Abbildung 4 Die Prüfungsstation Bestandesbegründung mit unterschiedlichen Werkzeugen für das Prüfungsgespräch
Abbildung 5 Gesamtergebnis der Prüfung 2021
Wie sieht es nun aus? Waren diese Voraussetzungen für die Prüfungen mit Corona, Kalamität und eine neue Prüfungsanordnung problematisch für die Ergebnisse in diesem und letztem Jahr? Sicherlich, es kam viel zusammen und man konnte teilweise die Unsicherheit spüren, gerade in dieser Abschlussprüfung, bei der die Teilnehmer keine Zwischenprüfung durchlaufen haben. Auch wenn viele Betriebe mit Engagement und Probeprüfungen versucht haben, diesen Mangel aufzufangen, ist eine richtige Zwischenprüfung nicht wirklich zu ersetzen. Schauen wir allerdings im Vergleich auf ein Mittel der letzten 10 Jahre, sind diese beiden Abschlussprüfungen nur marginal schlechter verlaufen. Der Notendurchschnitt der Gesamtnote ist von 2,99 im 10 Jahresmittel auf 3,14 in diesem Jahr gesunken.
Etwas bedenklich ist die Leistung im Bereich der Bestandesbegründung, hier sinkt die Note fast um 0,4 Notenpunkte im Vergleich zum 10 Jahresmittel ab. Das ist bei den Herausforderungen der letzten Jahre etwas verwunderlich, denn für das Pflanzen gab es ja genug Möglichkeiten.

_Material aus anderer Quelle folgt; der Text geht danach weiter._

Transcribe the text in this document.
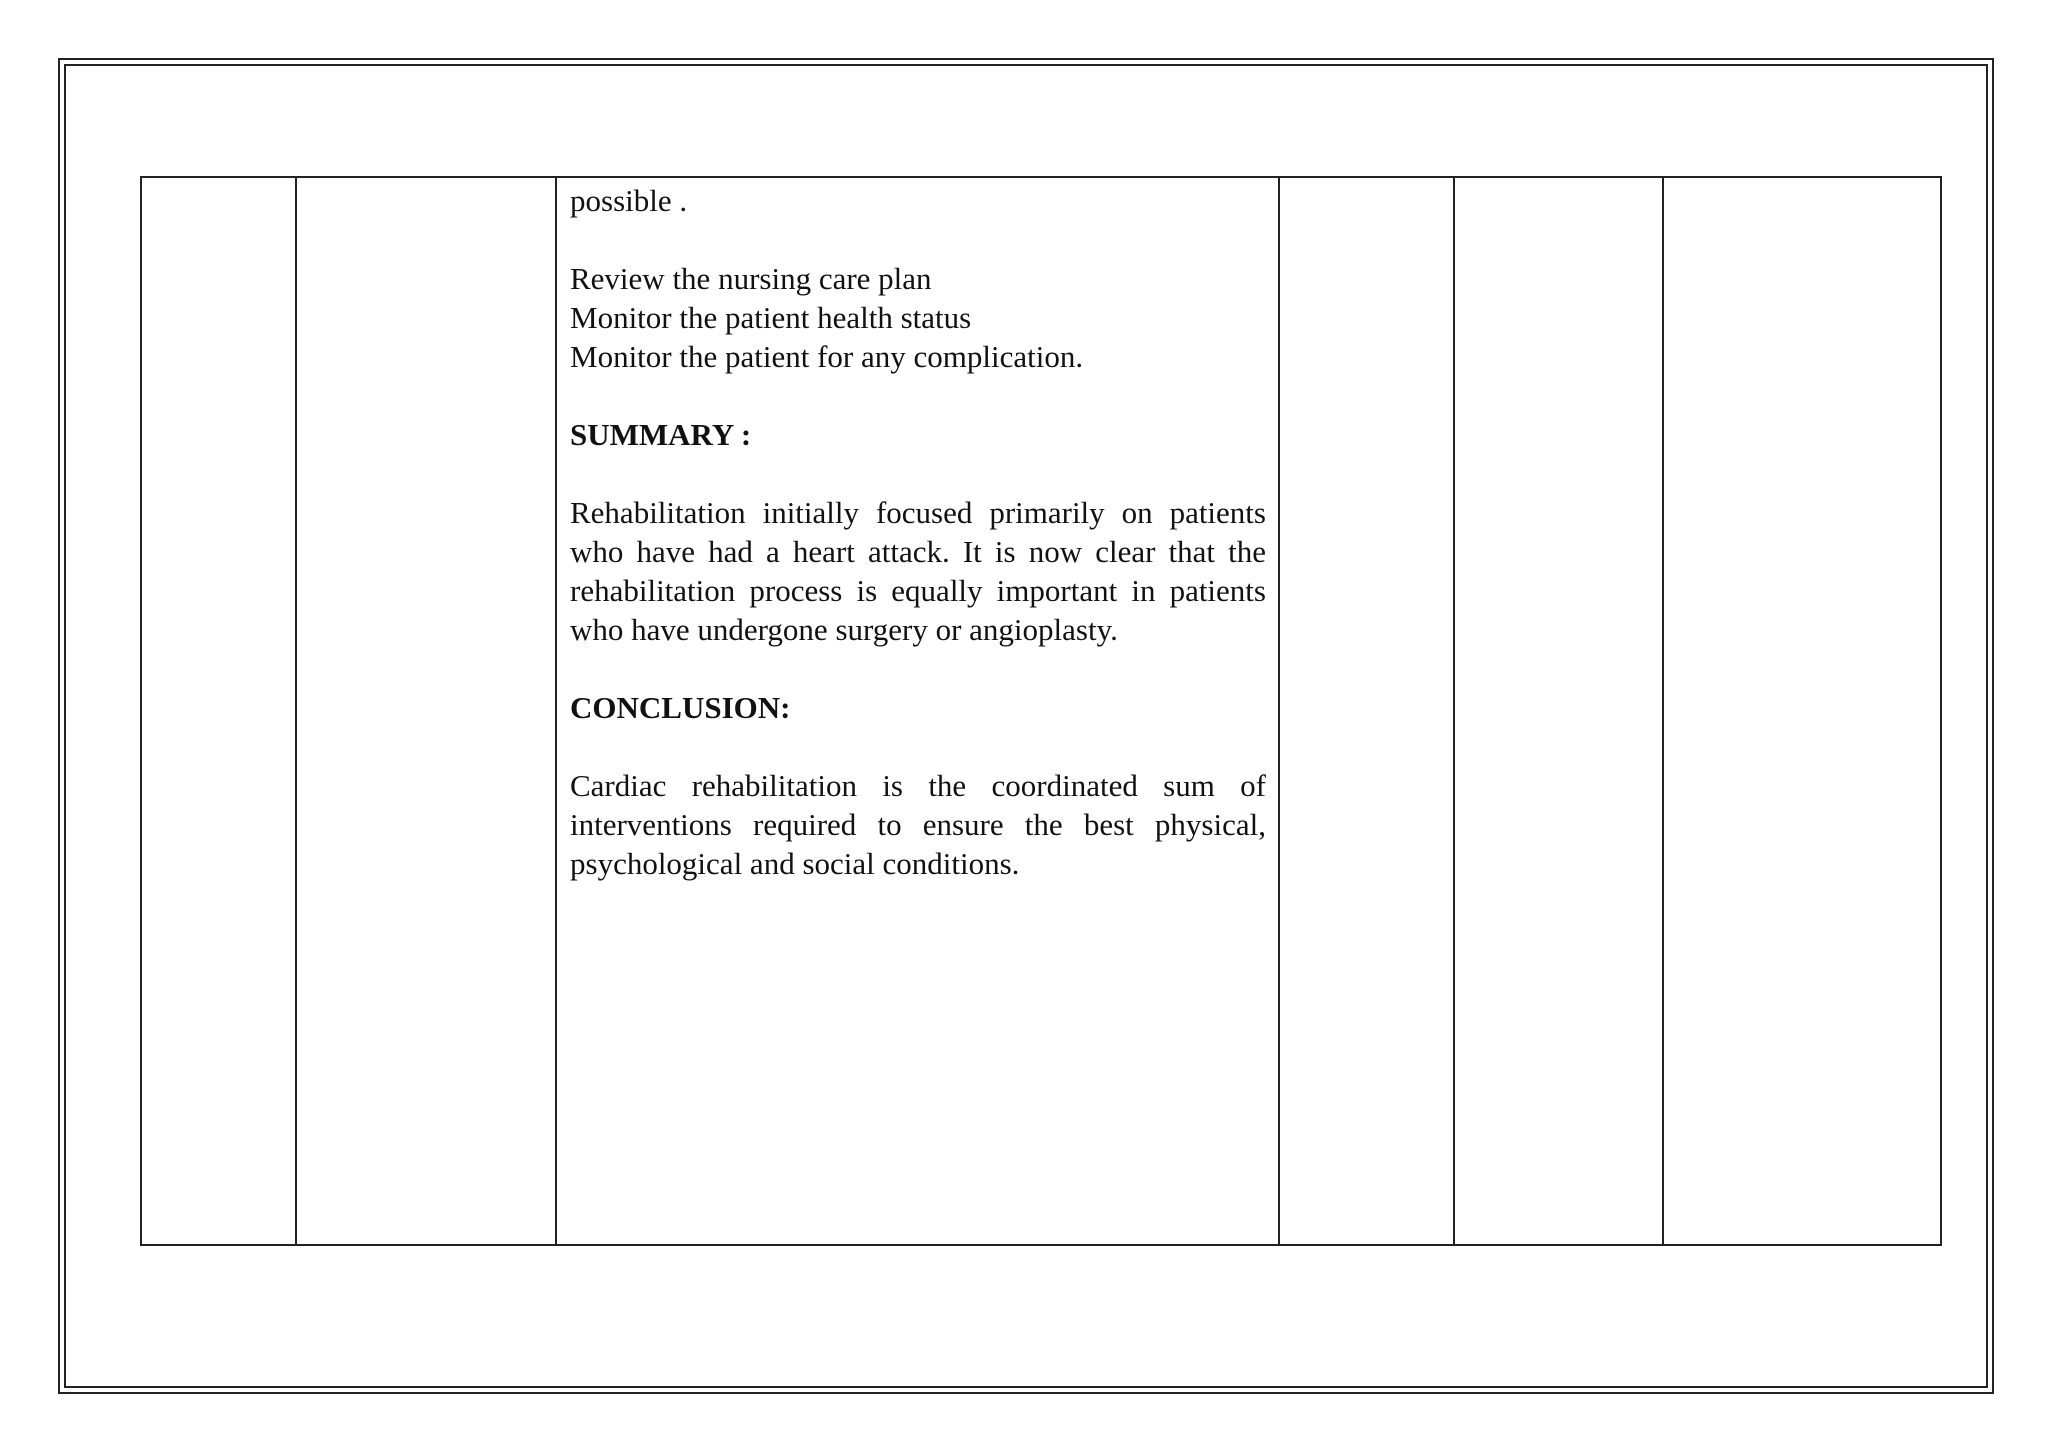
possible .

Review the nursing care plan
Monitor the patient health status
Monitor the patient for any complication.

SUMMARY :

Rehabilitation initially focused primarily on patients who have had a heart attack. It is now clear that the rehabilitation process is equally important in patients who have undergone surgery or angioplasty.

CONCLUSION:

Cardiac rehabilitation is the coordinated sum of interventions required to ensure the best physical, psychological and social conditions.
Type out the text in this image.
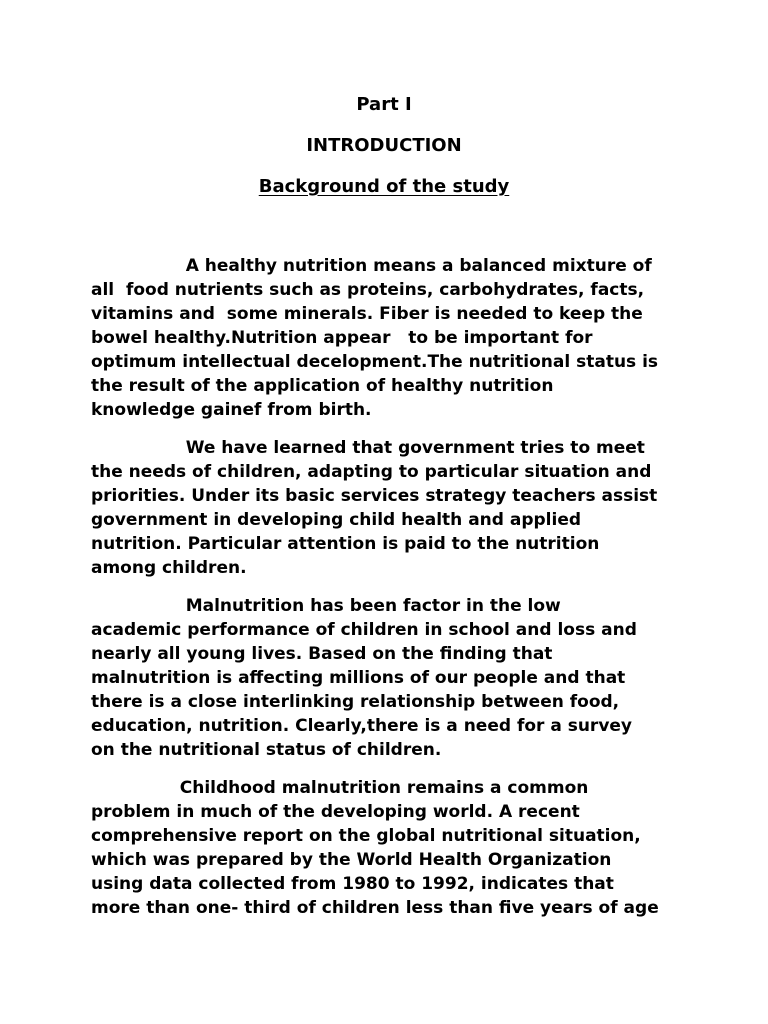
Part I
INTRODUCTION
Background of the study
A healthy nutrition means a balanced mixture of
all  food nutrients such as proteins, carbohydrates, facts,
vitamins and  some minerals. Fiber is needed to keep the
bowel healthy.Nutrition appear   to be important for
optimum intellectual decelopment.The nutritional status is
the result of the application of healthy nutrition
knowledge gainef from birth.
We have learned that government tries to meet
the needs of children, adapting to particular situation and
priorities. Under its basic services strategy teachers assist
government in developing child health and applied
nutrition. Particular attention is paid to the nutrition
among children.
Malnutrition has been factor in the low
academic performance of children in school and loss and
nearly all young lives. Based on the finding that
malnutrition is affecting millions of our people and that
there is a close interlinking relationship between food,
education, nutrition. Clearly,there is a need for a survey
on the nutritional status of children.
Childhood malnutrition remains a common
problem in much of the developing world. A recent
comprehensive report on the global nutritional situation,
which was prepared by the World Health Organization
using data collected from 1980 to 1992, indicates that
more than one- third of children less than five years of age
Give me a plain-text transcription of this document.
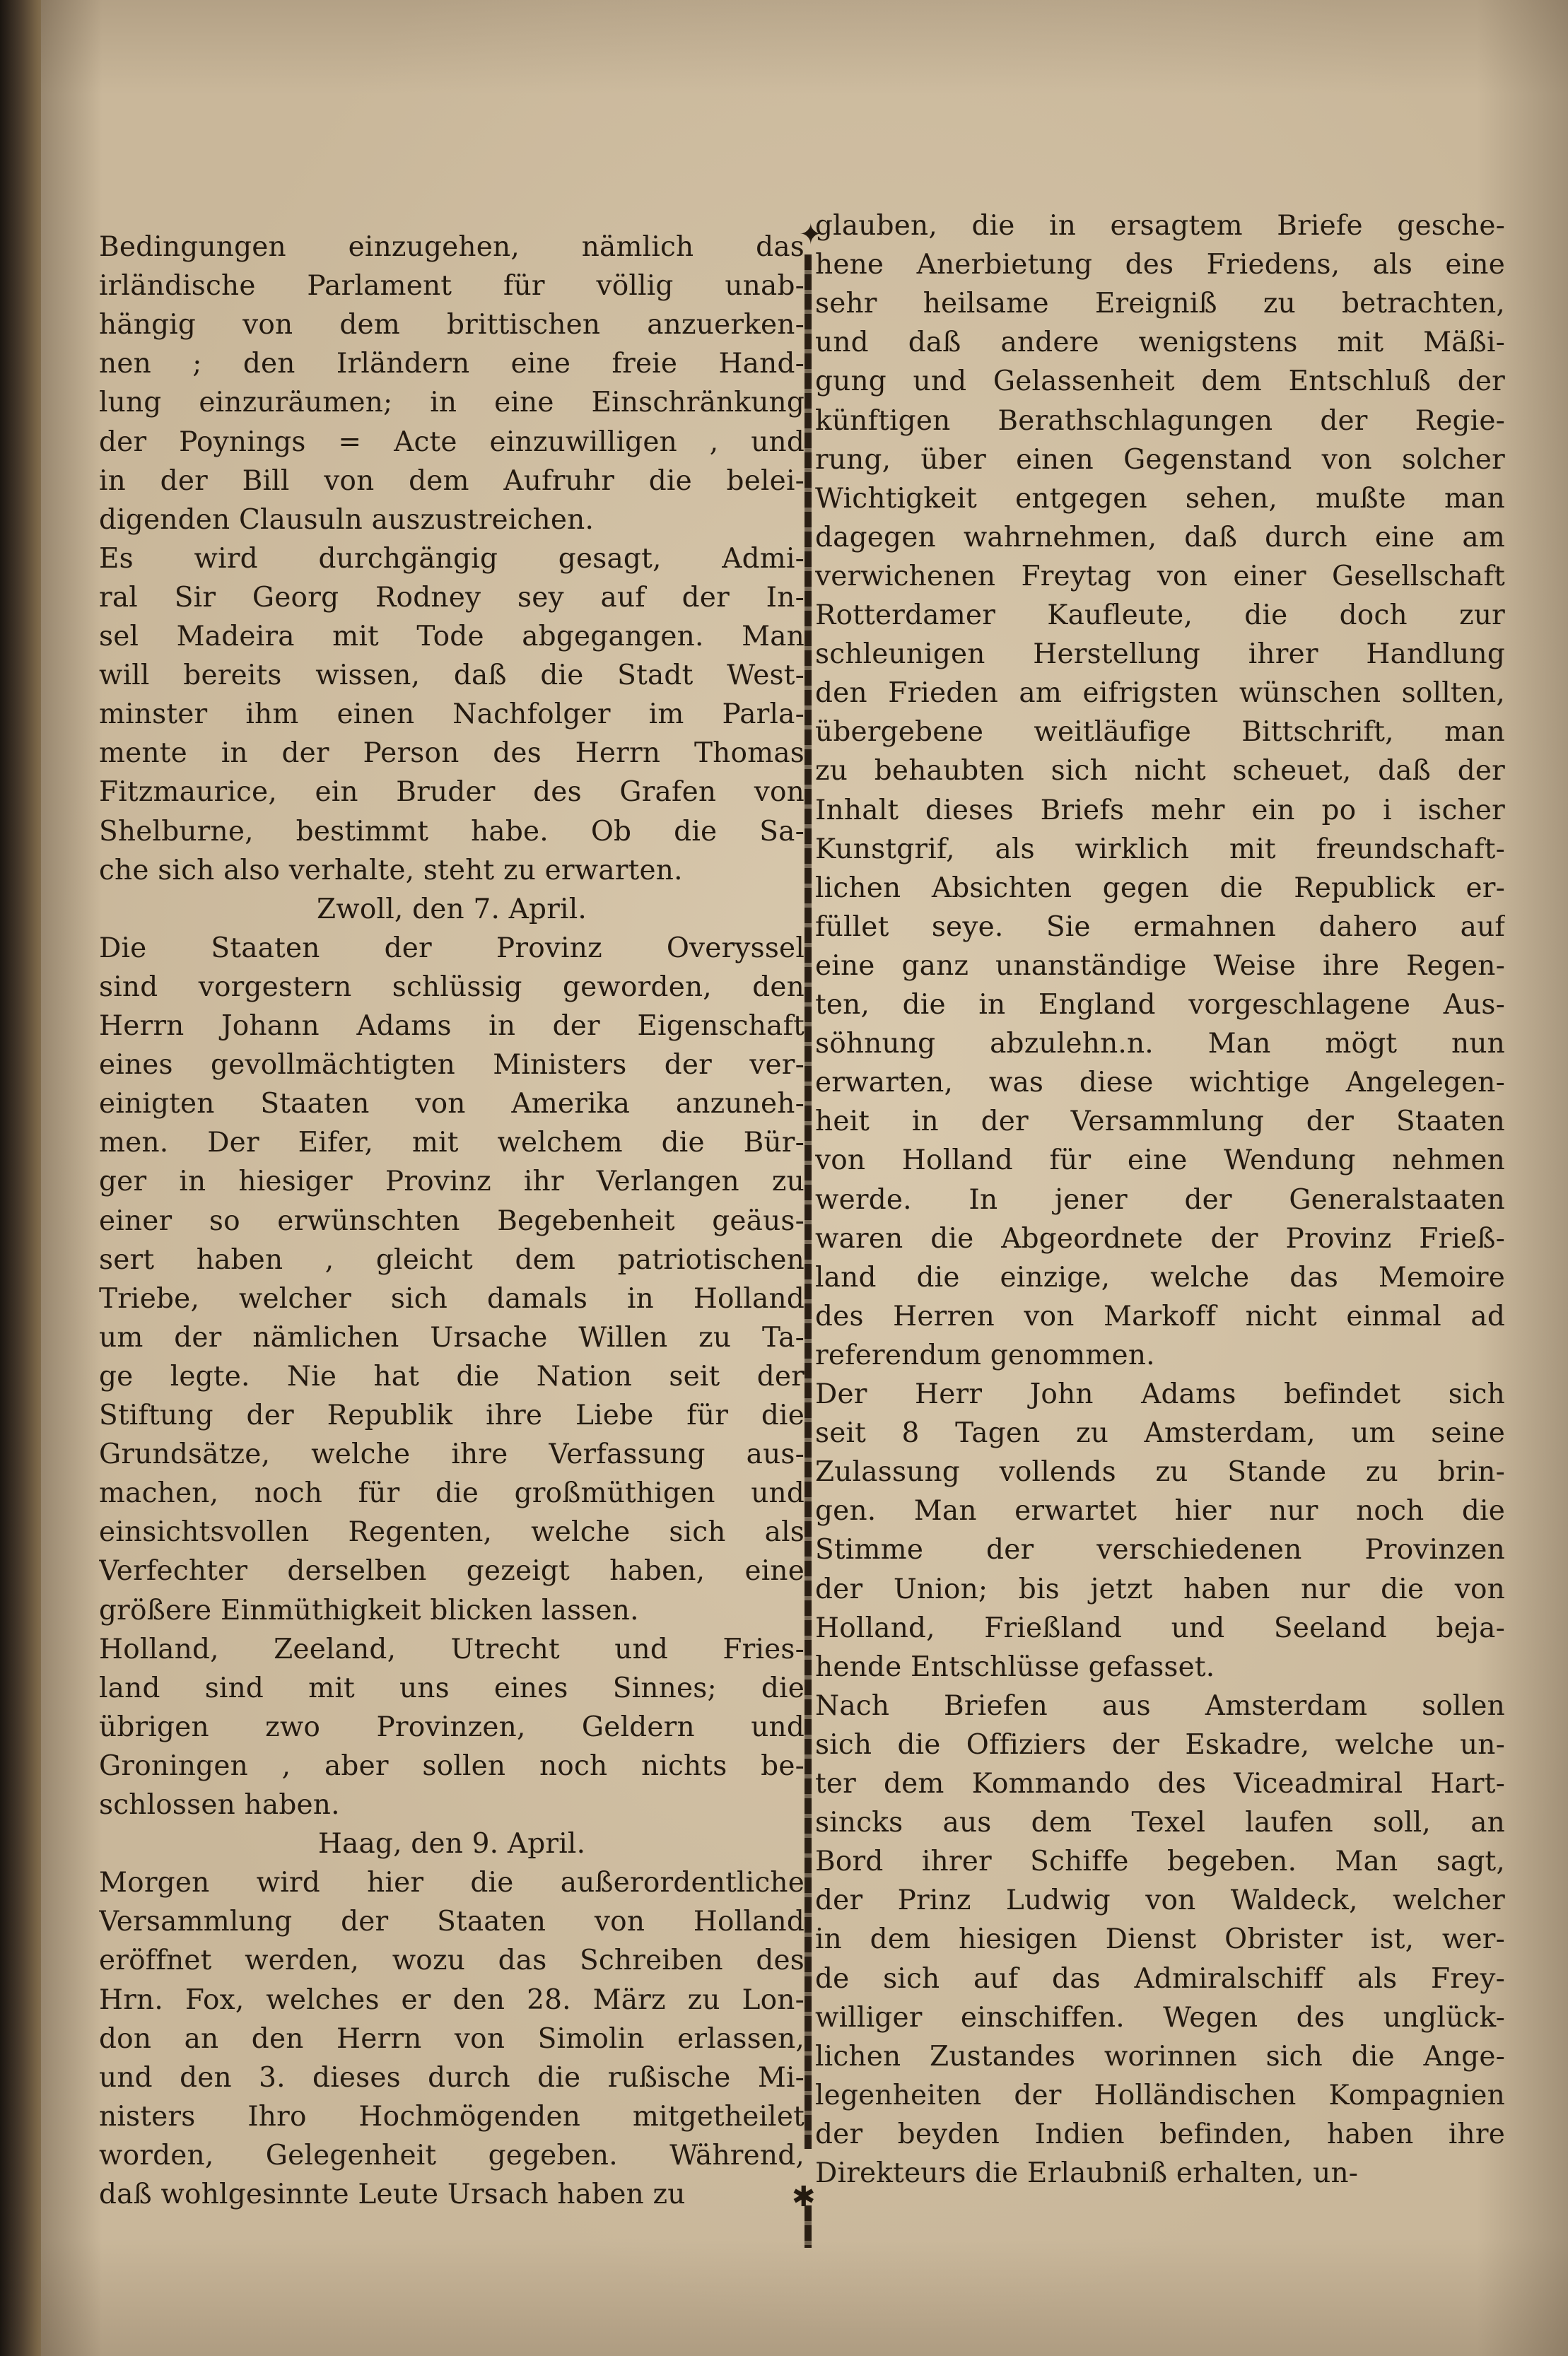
Bedingungen einzugehen, nämlich das
irländische Parlament für völlig unab-
hängig von dem brittischen anzuerken-
nen ; den Irländern eine freie Hand-
lung einzuräumen; in eine Einschränkung
der Poynings = Acte einzuwilligen , und
in der Bill von dem Aufruhr die belei-
digenden Clausuln auszustreichen.
Es wird durchgängig gesagt, Admi-
ral Sir Georg Rodney sey auf der In-
sel Madeira mit Tode abgegangen. Man
will bereits wissen, daß die Stadt West-
minster ihm einen Nachfolger im Parla-
mente in der Person des Herrn Thomas
Fitzmaurice, ein Bruder des Grafen von
Shelburne, bestimmt habe. Ob die Sa-
che sich also verhalte, steht zu erwarten.
Zwoll, den 7. April.
Die Staaten der Provinz Overyssel
sind vorgestern schlüssig geworden, den
Herrn Johann Adams in der Eigenschaft
eines gevollmächtigten Ministers der ver-
einigten Staaten von Amerika anzuneh-
men. Der Eifer, mit welchem die Bür-
ger in hiesiger Provinz ihr Verlangen zu
einer so erwünschten Begebenheit geäus-
sert haben , gleicht dem patriotischen
Triebe, welcher sich damals in Holland
um der nämlichen Ursache Willen zu Ta-
ge legte. Nie hat die Nation seit der
Stiftung der Republik ihre Liebe für die
Grundsätze, welche ihre Verfassung aus-
machen, noch für die großmüthigen und
einsichtsvollen Regenten, welche sich als
Verfechter derselben gezeigt haben, eine
größere Einmüthigkeit blicken lassen.
Holland, Zeeland, Utrecht und Fries-
land sind mit uns eines Sinnes; die
übrigen zwo Provinzen, Geldern und
Groningen , aber sollen noch nichts be-
schlossen haben.
Haag, den 9. April.
Morgen wird hier die außerordentliche
Versammlung der Staaten von Holland
eröffnet werden, wozu das Schreiben des
Hrn. Fox, welches er den 28. März zu Lon-
don an den Herrn von Simolin erlassen,
und den 3. dieses durch die rußische Mi-
nisters Ihro Hochmögenden mitgetheilet
worden, Gelegenheit gegeben. Während,
daß wohlgesinnte Leute Ursach haben zu
glauben, die in ersagtem Briefe gesche-
hene Anerbietung des Friedens, als eine
sehr heilsame Ereigniß zu betrachten,
und daß andere wenigstens mit Mäßi-
gung und Gelassenheit dem Entschluß der
künftigen Berathschlagungen der Regie-
rung, über einen Gegenstand von solcher
Wichtigkeit entgegen sehen, mußte man
dagegen wahrnehmen, daß durch eine am
verwichenen Freytag von einer Gesellschaft
Rotterdamer Kaufleute, die doch zur
schleunigen Herstellung ihrer Handlung
den Frieden am eifrigsten wünschen sollten,
übergebene weitläufige Bittschrift, man
zu behaubten sich nicht scheuet, daß der
Inhalt dieses Briefs mehr ein po i ischer
Kunstgrif, als wirklich mit freundschaft-
lichen Absichten gegen die Republick er-
füllet seye. Sie ermahnen dahero auf
eine ganz unanständige Weise ihre Regen-
ten, die in England vorgeschlagene Aus-
söhnung abzulehn.n. Man mögt nun
erwarten, was diese wichtige Angelegen-
heit in der Versammlung der Staaten
von Holland für eine Wendung nehmen
werde. In jener der Generalstaaten
waren die Abgeordnete der Provinz Frieß-
land die einzige, welche das Memoire
des Herren von Markoff nicht einmal ad
referendum genommen.
Der Herr John Adams befindet sich
seit 8 Tagen zu Amsterdam, um seine
Zulassung vollends zu Stande zu brin-
gen. Man erwartet hier nur noch die
Stimme der verschiedenen Provinzen
der Union; bis jetzt haben nur die von
Holland, Frießland und Seeland beja-
hende Entschlüsse gefasset.
Nach Briefen aus Amsterdam sollen
sich die Offiziers der Eskadre, welche un-
ter dem Kommando des Viceadmiral Hart-
sincks aus dem Texel laufen soll, an
Bord ihrer Schiffe begeben. Man sagt,
der Prinz Ludwig von Waldeck, welcher
in dem hiesigen Dienst Obrister ist, wer-
de sich auf das Admiralschiff als Frey-
williger einschiffen. Wegen des unglück-
lichen Zustandes worinnen sich die Ange-
legenheiten der Holländischen Kompagnien
der beyden Indien befinden, haben ihre
Direkteurs die Erlaubniß erhalten, un-
✦
✱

Die Prüfung im Ausbildungsberuf Forstwirt/in ist ausgerichtet auf die handwerkliche Leistung in der praktischen Prüfung mit der doppelten Notengewichtung für diesen Prüfungsteil. Gerade in diesem Bereich ist der Ausbildungsbetrieb der Hauptakteur. Das ist aber auch die gute Nachricht in diesen Zeiten, die Ausbildung im Betrieb konnte auch im Zeichen der Pandemie gut weitergeführt werden. Das spiegelt sich dann auch in der Abschlussprüfung wider. Also alles in Ordnung? Das kann man so auch nicht sagen, wesentliche Teile der Berufsausbildung finden auch in der überbetrieblichen Ausbildung und der Berufsschule statt. Diese fand unter erschwerten Bedingungen theoretisch digital und in großen Teilen praktisch gar nicht statt. Das reißt Lücken im Grundgerüst der Ausbildung, die vielleicht in der Prüfung nicht unbedingt sichtbar werden, aber doch vorhanden sind. Das ließ sich in den Prüfungen bei den Fachgesprächen erspüren, wenn bei tiefer gehenden Fragen die Luft doch dünn wurde. Die Prüfungsausschüsse waren sich ebenfalls der besonderen Situation bewusst und haben darauf in den Prüfungen reagiert. Das alles zusammen hat dazu geführt, dass die Prüfung alles in allem im Ergebnis normal in abnormalen Zeiten verlaufen ist. Aber die Hauptsache ist, diese Jahrgänge sind keinesfalls handwerklich schlechter als die anderen und brauchen sich nicht verstecken. Im Gegenteil, sie haben unter widrigen Bedingungen einen vorzeigbaren Abschluss erreicht.